Ma non solo, sono molte quelle che offrono stipendi da capogiro ai loro collaboratori o ancora spendono in uffici eccessivamente sfarzosi e in tanti altri benefit inutili come se avessero già raggiunto la vetta e gli investitori non possono fare altro che continuare a finanziarle anche se non generano profitti.

Anche se ci sono buone ragioni per dubitare che possa ripetersi quanto accaduto nel 1999, quando lo scoppio della bolla delle dotcom costò 5 trilioni di valore di mercato, ci sono alcuni segnali che fanno pensare – dal fallimento, nel 2011, della start-up Solyndra (energia solare), che ha bruciato un miliardo di dollari di finanziamenti alla chiusura di Better Place (batterie per auto elettriche) dopo la perdita di 850 milioni di dollari.
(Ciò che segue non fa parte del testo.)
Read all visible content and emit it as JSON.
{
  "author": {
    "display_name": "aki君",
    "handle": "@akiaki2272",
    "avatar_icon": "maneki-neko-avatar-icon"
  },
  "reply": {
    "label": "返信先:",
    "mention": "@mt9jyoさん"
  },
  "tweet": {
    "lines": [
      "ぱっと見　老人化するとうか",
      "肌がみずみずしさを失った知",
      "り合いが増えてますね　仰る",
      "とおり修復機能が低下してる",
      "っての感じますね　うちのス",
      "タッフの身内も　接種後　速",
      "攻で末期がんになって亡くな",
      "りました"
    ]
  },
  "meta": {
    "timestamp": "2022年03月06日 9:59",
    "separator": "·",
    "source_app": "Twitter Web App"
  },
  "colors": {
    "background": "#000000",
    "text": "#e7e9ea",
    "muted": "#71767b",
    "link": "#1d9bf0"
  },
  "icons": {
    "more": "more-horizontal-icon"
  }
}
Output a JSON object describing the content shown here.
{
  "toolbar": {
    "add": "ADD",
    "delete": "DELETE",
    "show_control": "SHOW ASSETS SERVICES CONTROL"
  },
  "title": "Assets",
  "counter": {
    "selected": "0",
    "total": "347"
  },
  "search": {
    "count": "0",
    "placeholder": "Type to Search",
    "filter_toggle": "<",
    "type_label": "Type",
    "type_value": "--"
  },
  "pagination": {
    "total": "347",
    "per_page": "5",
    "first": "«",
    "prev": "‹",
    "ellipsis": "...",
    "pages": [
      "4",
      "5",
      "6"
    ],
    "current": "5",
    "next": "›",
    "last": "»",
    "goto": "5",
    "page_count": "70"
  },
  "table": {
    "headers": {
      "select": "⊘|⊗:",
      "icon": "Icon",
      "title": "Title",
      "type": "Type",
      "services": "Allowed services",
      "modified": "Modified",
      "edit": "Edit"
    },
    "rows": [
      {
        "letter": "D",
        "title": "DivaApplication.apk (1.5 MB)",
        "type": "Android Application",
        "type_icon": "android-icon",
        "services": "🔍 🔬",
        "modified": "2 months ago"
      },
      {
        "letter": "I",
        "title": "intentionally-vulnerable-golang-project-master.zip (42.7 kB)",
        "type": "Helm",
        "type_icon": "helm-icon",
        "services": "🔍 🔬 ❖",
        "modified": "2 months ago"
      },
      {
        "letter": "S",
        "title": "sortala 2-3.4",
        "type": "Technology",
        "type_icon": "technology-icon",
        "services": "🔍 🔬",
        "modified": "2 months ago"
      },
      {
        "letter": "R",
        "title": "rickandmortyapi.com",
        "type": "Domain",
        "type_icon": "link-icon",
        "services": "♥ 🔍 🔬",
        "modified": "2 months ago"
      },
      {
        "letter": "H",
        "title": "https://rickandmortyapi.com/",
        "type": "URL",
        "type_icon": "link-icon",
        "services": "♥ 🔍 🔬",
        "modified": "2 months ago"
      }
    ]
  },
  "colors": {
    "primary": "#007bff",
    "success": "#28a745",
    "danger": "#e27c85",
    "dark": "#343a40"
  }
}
I rischi, rispetto al ’99 sono molto diversi – difficile un crash a livello macroeconomico, dicono gli analisti – ma gli effetti potrebbero essere devastanti, stavolta, per l’innovazione.
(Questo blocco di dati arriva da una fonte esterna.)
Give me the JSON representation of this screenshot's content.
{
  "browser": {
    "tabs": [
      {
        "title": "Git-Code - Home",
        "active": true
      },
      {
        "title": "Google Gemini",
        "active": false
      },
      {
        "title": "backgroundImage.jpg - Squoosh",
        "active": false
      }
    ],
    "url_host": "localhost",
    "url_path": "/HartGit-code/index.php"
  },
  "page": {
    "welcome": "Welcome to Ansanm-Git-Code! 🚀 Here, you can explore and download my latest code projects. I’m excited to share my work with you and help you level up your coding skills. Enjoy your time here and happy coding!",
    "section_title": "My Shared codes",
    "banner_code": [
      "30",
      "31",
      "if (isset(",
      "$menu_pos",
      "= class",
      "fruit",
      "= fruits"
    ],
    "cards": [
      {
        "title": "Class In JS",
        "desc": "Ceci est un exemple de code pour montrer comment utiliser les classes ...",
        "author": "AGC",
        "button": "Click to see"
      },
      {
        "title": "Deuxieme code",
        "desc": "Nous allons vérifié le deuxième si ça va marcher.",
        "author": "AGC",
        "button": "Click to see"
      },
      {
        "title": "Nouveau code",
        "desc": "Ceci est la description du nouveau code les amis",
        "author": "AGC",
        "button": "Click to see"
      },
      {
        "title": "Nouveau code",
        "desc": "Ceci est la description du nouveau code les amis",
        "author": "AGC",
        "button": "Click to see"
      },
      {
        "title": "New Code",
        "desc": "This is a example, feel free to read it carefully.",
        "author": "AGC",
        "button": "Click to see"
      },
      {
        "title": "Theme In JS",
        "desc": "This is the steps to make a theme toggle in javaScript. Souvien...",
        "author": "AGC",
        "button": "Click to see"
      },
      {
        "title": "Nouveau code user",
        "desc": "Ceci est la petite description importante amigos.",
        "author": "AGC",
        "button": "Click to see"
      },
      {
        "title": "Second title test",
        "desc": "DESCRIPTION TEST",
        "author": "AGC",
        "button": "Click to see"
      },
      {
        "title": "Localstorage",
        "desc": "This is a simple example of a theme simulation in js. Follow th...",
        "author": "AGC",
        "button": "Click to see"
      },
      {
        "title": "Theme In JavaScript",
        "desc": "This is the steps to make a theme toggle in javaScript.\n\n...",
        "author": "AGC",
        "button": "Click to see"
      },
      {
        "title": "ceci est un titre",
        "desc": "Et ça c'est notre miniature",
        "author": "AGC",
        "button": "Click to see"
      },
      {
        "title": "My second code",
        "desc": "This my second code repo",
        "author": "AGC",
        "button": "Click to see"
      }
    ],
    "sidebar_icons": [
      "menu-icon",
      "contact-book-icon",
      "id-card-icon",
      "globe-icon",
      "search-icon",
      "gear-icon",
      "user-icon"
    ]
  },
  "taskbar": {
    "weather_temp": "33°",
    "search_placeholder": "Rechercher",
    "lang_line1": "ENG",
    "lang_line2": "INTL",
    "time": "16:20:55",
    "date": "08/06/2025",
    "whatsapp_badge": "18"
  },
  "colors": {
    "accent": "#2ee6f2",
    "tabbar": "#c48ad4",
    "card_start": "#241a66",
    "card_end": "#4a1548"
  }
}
Secondo un recente studio di CB Insight, il 42% delle startup fallite attribuisce la colpa della debacle alla mancanza di domanda per il loro prodotto. Il timore è che i venture capitalist, anche se abituati ai fallimenti, quando si scottano seriamente, tendono a stare ben lontani da un certo tipo di investimenti. Questo vuol dire, non solo meno app sul mercato ma anche un danno per le maggiori aziende hi-tech, che spesso acquistano le nuove tecnologie di cui necessitano dalle startup invece che farsele in casa.

E’ come, insomma, se le startup siano diventate la divisione ‘Ricerca e Sviluppo’ delle aziende più grandi.

A parte questo contributo, resta comunque il fatto che se si vuole emergere dalla folla, prima o dopo “bisogna costruire un vero business, generare veri profitti, sostenere l’azienda senza dover ricorrere agli invertitori e iniziare a generare valore alla vecchia maniera”, ha affermato ancora Fred Wilson.